The transition to a new home is incredibly stressful. A ride in a car, a new environment, being away from mom and littermates and the people the pup knew and loved, new water, possibly a new climate as well. New detergent on bedding, new materials in the carpet. All of that is stressful to a puppy (and his body) who has NO IDEA why we did this to him. One day he's perfectly happy at home. Next day he's here with you, a perfect stranger in a foreign country. 

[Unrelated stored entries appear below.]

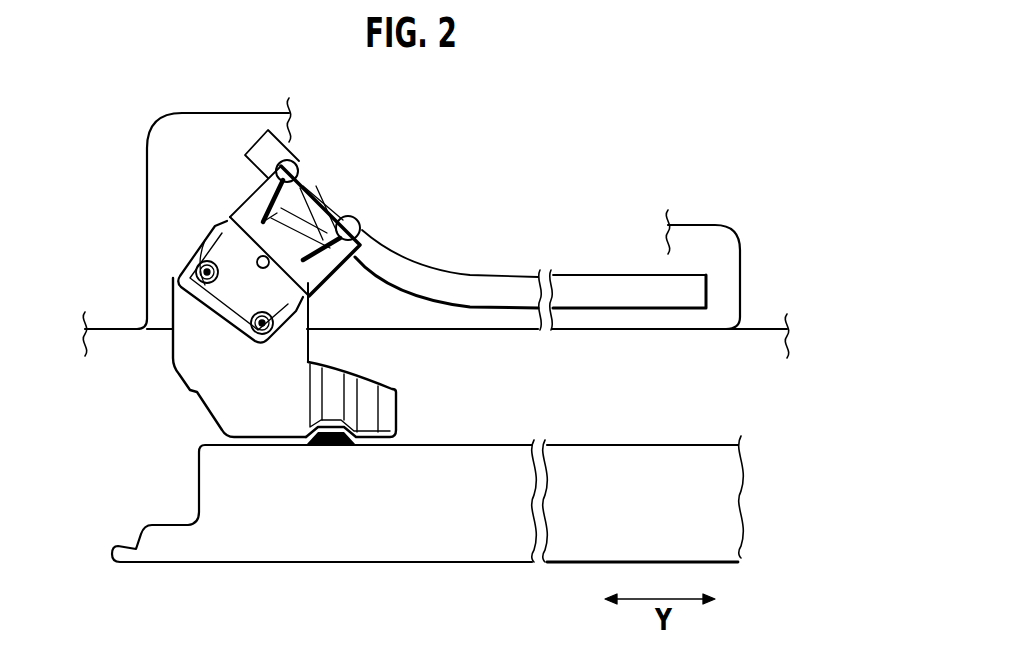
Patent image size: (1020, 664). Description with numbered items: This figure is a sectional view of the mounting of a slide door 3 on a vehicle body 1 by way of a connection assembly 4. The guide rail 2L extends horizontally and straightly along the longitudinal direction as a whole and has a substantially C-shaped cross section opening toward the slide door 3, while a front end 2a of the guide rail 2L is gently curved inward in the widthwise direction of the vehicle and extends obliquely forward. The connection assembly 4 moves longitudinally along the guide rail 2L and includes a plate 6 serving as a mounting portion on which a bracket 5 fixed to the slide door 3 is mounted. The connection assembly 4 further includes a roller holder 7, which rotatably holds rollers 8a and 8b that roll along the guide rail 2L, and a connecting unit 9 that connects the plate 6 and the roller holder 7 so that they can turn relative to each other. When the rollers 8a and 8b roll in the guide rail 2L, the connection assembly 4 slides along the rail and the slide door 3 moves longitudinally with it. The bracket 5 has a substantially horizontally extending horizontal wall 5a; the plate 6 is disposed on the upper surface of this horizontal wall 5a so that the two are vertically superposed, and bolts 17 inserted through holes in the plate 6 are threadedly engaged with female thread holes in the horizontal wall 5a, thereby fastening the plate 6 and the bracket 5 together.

The vehicle body 1 is at (713, 333).
The front end 2a is at (400, 256).
The guide rail 2L is at (596, 272).
The slide door 3 is at (616, 457).
The connection assembly 4 is at (193, 168).
The bracket 5 is at (400, 400).
The horizontal wall 5a is at (176, 351).
The plate 6 is at (212, 250).
The roller holder 7 is at (250, 200).
The roller 8a is at (310, 190).
The roller 8b is at (292, 162).
The connecting unit 9 is at (255, 255).
The bolt 17 is at (247, 343).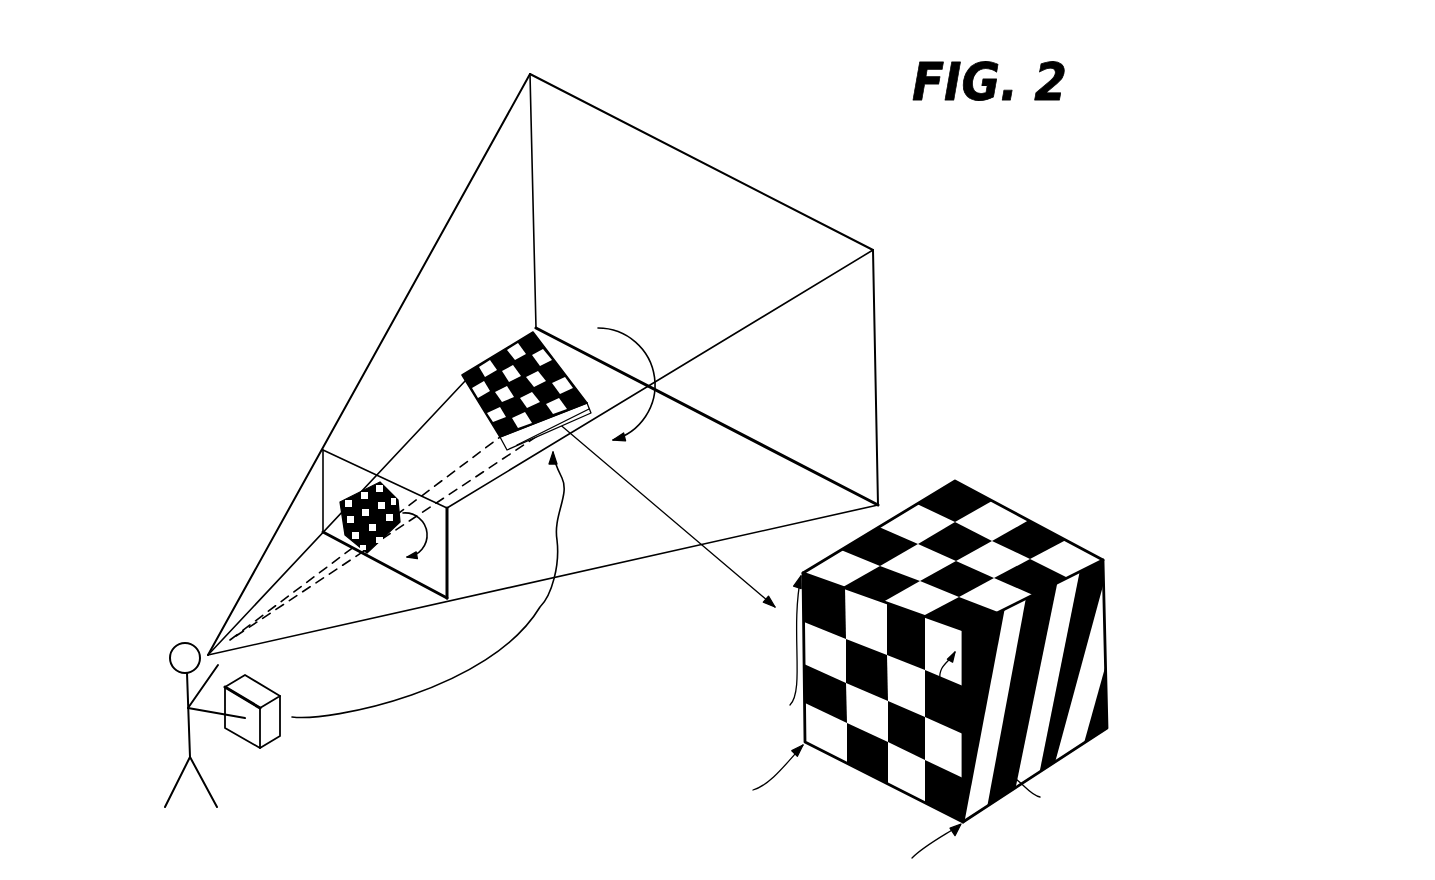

(BTW, be sure to get a few gallons of water from the breeder, so you can transition your pup to your water as well, unless the breeder lives very near you.)

Letting him eat food that he knows, that his body knows and accepts is a kindness we can afford him for a while. Give him a week or so on the Pedigree. Then transition s-l-o-w-l-y. 

One more reason not to rush anything -- if puppy develops GI problems as soon as he arrives, how will you know if it's from the new food or if something is actually wrong with him? 

With dogs, and especially pups, we always want to change one thing at a time whenever we can. It's a good way to go through life. I still do this with my adults and seniors. This way, if something goes wrong, we can pinpoint the cause. It's not always possible. But we like to, when we can. 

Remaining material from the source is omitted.